Personal information
- Full name: James Johnston Robinson
- Date of birth: 15 November 1881
- Place of birth: Seymour, Victoria
- Date of death: 5 November 1947 (aged 65)
- Place of death: Seymour, Victoria
- Original team(s): Stanley United

Playing career^{1}
- Years: Club / Games (Goals)
- 1901: Carlton / 1 (0)
- ^{1} Playing statistics correct to the end of 1901.

= Jimmy Robinson (Australian footballer) =

Australian rules footballer

James Johnston Robinson (15 November 1881 – 5 November 1947) was an Australian rules footballer who played with Carlton in the Victorian Football League (VFL).

==Family==
The son of George Robinson (1861–1946), and Jane Emiline Robinson (1864–1918), née Milson, James Johnston Robinson was born at Seymour on 15 November 1881.

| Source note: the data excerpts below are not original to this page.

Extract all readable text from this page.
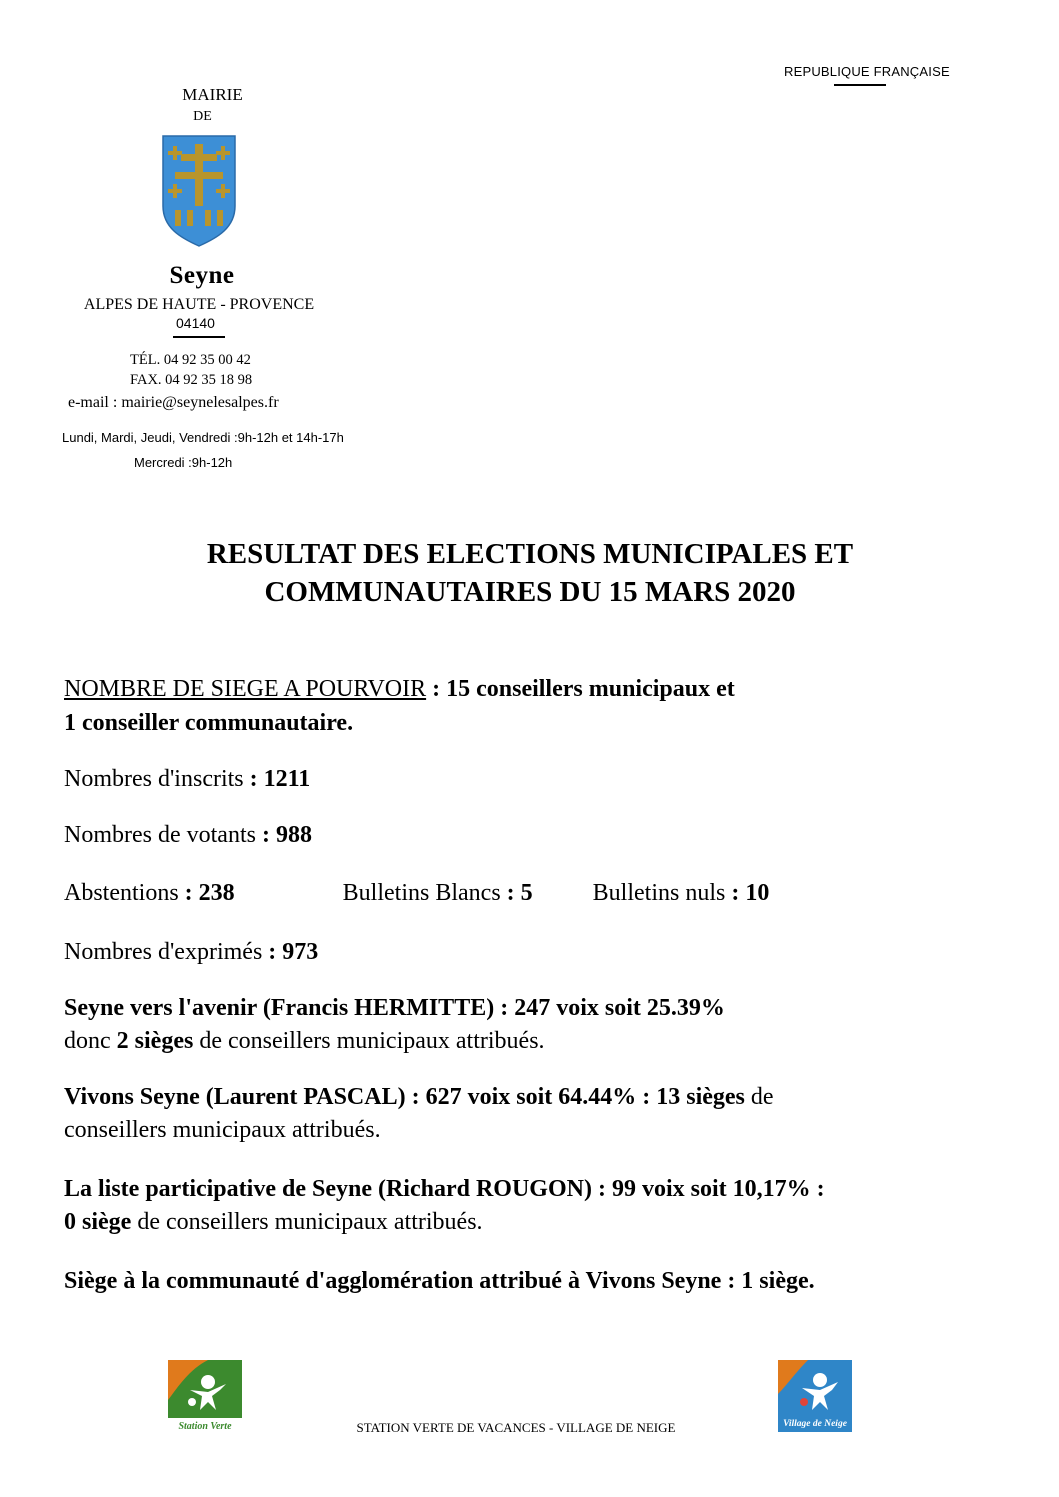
REPUBLIQUE FRANÇAISE
MAIRIE
DE
Seyne
ALPES DE HAUTE - PROVENCE
04140
TÉL. 04 92 35 00 42
FAX. 04 92 35 18 98
e-mail : mairie@seynelesalpes.fr
Lundi, Mardi, Jeudi, Vendredi :9h-12h et 14h-17h
Mercredi :9h-12h
RESULTAT DES ELECTIONS MUNICIPALES ET
COMMUNAUTAIRES DU 15 MARS 2020
NOMBRE DE SIEGE A POURVOIR : 15 conseillers municipaux et
1 conseiller communautaire.
Nombres d'inscrits : 1211
Nombres de votants : 988
Abstentions : 238	Bulletins Blancs : 5	Bulletins nuls : 10
Nombres d'exprimés : 973
Seyne vers l'avenir (Francis HERMITTE) : 247 voix soit 25.39%
donc 2 sièges de conseillers municipaux attribués.
Vivons Seyne (Laurent PASCAL) : 627 voix soit 64.44% : 13 sièges de
conseillers municipaux attribués.
La liste participative de Seyne (Richard ROUGON) : 99 voix soit 10,17% :
0 siège de conseillers municipaux attribués.
Siège à la communauté d'agglomération attribué à Vivons Seyne : 1 siège.
Station Verte	STATION VERTE DE VACANCES - VILLAGE DE NEIGE	Village de Neige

He married Mary Anne Maud Martell (1883–1957) on 10 September 1912.

==Football==
Recruited from a local Metropolitan Junior League team, Stanley United Football Club — its home ground was at Royal Park, Melbourne — he played his only game for the Carlton First XVIII (replacing Charlie Maplestone at full-back) against St Kilda, at Princes Park, on 25 May 1901, at the age of 19.

==Death==
A retired railway employee, Robinson died (suddenly) at Seymour on 5 November 1947.